Hopefully yes. Thats mainly why I was looking at that series, to try and find
a way to do something similar for zswap.
> 
>> I actually had a few questions about it. Mainly that the benefit comes if the
>> pagefault happens on page 0 of the large folio. But if the page fault happens
>> on any other page, lets say page 1 of a 64K folio. then it will decompress the
>> entire 64K chunk and just copy page 1? (memcpy in zram_bvec_read_multi_pages_partial).
>> Could that cause a regression as you have to decompress a large chunk for just
>> getting 1 4K page?
>> If we assume uniform distribution of page faults, maybe it could make things worse?
>>
>> I probably should ask all of this in that thread.
> 
> With mTHP swap-in, a page fault on any page behaves the same as a fault on
> page 0. Without mTHP swap-in, there’s also no difference between
> faults on page 0
> and other pages.

Ah ok, its because of the ALIGN_DOWN in
https://elixir.bootlin.com/linux/v6.12-rc5/source/mm/memory.c#L4158,
right?
> 
> A fault on any page means that the entire block is decompressed.

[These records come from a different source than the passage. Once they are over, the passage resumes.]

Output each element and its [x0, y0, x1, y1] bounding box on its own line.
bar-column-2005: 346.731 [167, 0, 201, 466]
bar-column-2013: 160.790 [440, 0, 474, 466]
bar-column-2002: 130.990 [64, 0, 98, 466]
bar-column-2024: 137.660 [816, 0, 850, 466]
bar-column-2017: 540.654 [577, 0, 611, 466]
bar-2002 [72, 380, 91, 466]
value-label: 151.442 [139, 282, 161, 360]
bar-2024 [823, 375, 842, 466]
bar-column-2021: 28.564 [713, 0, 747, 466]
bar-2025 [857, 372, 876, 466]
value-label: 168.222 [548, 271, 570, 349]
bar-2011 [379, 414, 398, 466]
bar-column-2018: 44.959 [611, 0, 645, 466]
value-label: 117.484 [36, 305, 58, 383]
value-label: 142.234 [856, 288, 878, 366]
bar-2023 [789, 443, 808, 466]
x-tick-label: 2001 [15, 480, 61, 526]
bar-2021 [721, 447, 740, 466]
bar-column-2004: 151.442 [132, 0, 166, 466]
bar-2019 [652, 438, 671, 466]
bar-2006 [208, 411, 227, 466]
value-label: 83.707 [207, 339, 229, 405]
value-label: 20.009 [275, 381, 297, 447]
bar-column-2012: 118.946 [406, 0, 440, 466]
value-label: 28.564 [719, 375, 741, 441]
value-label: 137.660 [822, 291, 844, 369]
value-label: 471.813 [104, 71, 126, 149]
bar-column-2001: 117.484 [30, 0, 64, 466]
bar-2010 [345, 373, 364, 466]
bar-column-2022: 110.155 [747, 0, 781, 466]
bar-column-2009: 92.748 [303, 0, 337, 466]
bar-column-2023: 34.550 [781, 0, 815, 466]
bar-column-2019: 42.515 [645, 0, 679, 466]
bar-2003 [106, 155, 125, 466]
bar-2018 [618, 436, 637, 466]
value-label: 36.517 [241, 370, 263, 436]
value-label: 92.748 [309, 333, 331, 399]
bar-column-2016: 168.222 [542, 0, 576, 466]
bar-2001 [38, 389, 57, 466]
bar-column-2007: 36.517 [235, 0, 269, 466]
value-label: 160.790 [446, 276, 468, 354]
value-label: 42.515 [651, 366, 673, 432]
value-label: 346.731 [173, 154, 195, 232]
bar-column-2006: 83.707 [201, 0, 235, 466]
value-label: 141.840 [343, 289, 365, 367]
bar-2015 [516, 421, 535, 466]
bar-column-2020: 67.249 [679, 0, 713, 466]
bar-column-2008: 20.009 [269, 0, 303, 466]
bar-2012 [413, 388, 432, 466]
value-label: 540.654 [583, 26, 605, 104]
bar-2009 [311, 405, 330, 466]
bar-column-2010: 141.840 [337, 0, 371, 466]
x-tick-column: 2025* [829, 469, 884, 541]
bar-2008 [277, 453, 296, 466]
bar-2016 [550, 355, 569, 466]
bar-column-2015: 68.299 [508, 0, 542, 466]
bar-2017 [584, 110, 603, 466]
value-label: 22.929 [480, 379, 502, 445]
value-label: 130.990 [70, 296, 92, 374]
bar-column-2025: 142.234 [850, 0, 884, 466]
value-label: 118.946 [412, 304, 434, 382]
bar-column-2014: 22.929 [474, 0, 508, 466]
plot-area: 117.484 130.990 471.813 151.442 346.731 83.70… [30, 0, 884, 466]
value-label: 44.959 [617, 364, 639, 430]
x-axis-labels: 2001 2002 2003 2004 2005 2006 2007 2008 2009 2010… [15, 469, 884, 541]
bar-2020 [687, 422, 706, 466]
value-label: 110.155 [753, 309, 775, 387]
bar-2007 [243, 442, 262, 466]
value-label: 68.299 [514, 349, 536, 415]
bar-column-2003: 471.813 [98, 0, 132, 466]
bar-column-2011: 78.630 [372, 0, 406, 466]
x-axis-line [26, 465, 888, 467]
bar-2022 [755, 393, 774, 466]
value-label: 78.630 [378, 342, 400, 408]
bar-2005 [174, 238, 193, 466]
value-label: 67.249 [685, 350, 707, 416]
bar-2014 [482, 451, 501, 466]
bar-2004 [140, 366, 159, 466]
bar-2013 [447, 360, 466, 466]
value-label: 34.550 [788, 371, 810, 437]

The
> only difference
> is that we don’t partially copy one page when mTHP swap-in is present.
> 
Ah so zram_bvec_read_multi_pages_partial would be called only
if someone swaps out mTHP, disables it and then tries to do swapin?

Thanks 

>>
>>>
>>>> If the workload owner sees a benefit, they can enable it.
>>>> I can add this when sending the next version of large folio zswapin if that makes
>>>> sense?
>>>> Longer term I can try and have a look at if we can do something with
>>>> workingset_restore_anon to improve things.
>>>>
>>>> Thanks,
>>>> Usama
> 
> Thanks
> Barry